Happy Birthday, Budd Boetticher! Born today in 1916 as Oscar "Budd" Boetticher Jr., this American film director is most famous for a series of low-budget Westerns he made in the late 1950s starring American film actor Randolph Scott.
Born in Chicago, Illinois, Boetticher was a maverick filmmaker, shooting classic B-westerns but never making it on to the A list of Hollywood directors.
Nonetheless, his love of filmmaking was matched only by his love of action, notably as a matador and horseman.
Boetticher worked in multiple genres – the gangster picture, the film noir thriller, the war film – but his reputation rides high in the saddle on the back of his westerns.
This was appropriate, for Boetticher’s pared-down picture making style is close to the just-the-necessities ethos of the western.
Working sometimes with thirteen-day shoots, he turned out unhurried films reflecting a serene confidence in what went where and why.
Among his credits, Boetticher is best known for producing and directing the 1959 American CinemaScope Eastman Color Western/drama film 'Ride Lonesome'.

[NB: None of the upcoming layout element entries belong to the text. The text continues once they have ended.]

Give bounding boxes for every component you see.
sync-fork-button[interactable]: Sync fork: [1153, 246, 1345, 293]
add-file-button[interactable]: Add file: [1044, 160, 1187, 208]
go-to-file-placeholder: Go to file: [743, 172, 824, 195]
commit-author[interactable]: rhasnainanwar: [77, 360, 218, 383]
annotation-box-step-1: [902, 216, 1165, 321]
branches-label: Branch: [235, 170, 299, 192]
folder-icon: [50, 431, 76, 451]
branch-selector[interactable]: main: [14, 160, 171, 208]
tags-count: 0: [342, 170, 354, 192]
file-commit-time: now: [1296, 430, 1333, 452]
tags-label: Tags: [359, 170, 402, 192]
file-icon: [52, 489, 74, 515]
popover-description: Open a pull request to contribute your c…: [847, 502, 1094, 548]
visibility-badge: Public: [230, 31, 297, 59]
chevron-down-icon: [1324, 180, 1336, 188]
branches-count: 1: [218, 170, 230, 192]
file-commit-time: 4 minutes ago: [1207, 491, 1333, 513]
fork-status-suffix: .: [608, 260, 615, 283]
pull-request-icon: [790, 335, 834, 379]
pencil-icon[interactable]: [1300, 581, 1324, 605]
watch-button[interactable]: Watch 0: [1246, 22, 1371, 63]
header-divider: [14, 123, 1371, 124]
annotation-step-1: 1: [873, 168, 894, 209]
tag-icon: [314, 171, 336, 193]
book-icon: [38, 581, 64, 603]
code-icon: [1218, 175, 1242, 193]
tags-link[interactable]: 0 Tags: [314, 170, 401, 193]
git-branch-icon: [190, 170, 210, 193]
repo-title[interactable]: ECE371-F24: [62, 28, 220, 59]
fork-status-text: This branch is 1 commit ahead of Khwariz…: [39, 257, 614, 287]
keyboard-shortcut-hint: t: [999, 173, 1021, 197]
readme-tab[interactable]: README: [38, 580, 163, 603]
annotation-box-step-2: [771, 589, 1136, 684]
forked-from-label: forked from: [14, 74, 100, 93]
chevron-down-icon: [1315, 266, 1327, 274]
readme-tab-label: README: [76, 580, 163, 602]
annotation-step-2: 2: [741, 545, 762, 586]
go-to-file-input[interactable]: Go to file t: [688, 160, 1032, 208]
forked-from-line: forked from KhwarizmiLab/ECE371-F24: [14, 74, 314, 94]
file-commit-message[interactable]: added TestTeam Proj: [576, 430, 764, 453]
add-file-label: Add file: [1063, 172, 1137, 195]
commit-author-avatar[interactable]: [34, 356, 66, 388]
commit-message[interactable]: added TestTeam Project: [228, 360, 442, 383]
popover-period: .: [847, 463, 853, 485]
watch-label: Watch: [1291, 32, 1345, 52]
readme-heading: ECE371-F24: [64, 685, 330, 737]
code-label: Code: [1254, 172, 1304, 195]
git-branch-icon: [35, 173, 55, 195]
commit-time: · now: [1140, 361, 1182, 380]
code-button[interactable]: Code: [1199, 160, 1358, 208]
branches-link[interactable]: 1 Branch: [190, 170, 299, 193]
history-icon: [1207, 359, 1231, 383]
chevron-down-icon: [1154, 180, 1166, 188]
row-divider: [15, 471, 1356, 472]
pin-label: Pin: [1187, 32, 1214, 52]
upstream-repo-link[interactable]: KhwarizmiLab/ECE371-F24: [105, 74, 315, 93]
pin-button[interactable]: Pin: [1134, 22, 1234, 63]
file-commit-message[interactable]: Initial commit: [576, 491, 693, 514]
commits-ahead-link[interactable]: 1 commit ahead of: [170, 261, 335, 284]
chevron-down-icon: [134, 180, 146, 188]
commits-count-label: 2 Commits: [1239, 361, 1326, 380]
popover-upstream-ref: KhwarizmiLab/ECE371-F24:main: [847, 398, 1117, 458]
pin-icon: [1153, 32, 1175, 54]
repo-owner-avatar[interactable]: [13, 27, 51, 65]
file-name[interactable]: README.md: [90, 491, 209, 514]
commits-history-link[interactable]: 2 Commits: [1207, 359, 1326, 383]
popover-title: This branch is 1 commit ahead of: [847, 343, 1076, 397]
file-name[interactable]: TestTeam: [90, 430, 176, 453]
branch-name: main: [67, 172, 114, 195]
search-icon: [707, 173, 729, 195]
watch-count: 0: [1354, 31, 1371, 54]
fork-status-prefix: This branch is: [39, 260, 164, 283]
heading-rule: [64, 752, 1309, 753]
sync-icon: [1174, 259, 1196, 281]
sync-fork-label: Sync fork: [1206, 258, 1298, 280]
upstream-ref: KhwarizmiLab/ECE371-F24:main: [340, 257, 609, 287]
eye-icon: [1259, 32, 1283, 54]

The film follows bounty hunter Ben Brigade (Randolph Scott), who on his way to California with his prisoner, Billy John (James Best). However, he is unaware that Brigade is really after his brother, Frank (Lee Van Cleef).
The pair later stop at a frontier post and find themselves defending the poorly guarded settlement from a Native American assault.
When the widow Mrs. Lane (Karen Steele) decides to accompany them to Santa Cruz, Brigade enlists the aid of two outlaws who may have a hidden agenda of their own.
'Ride Lonesome' is one of Boetticher's so-called "Ranown cycle" of westerns, made with Scott, executive producer Harry Joe Brown and screenwriter Burt Kennedy.
This began with Boetticher's 1956 American WarnerColor Western/action film 'Seven Men from Now'. Of Kennedy, Boetticher called him "the best Western writer ever."
His best westerns are films that travel light, conserve their energy and their resources, don’t waste a word or gesture or a set-up.
They aren’t great because of evident ambition or mythic dimension, but because of their ability to distill, condense, encapsulate.
Few auteur directors are more revered and beloved. Boetticher was a brilliant, distinguished American director, particularly of low-slung, slyly subversive Westerns, whose simple, bleak style disguised a complex artistic temperament.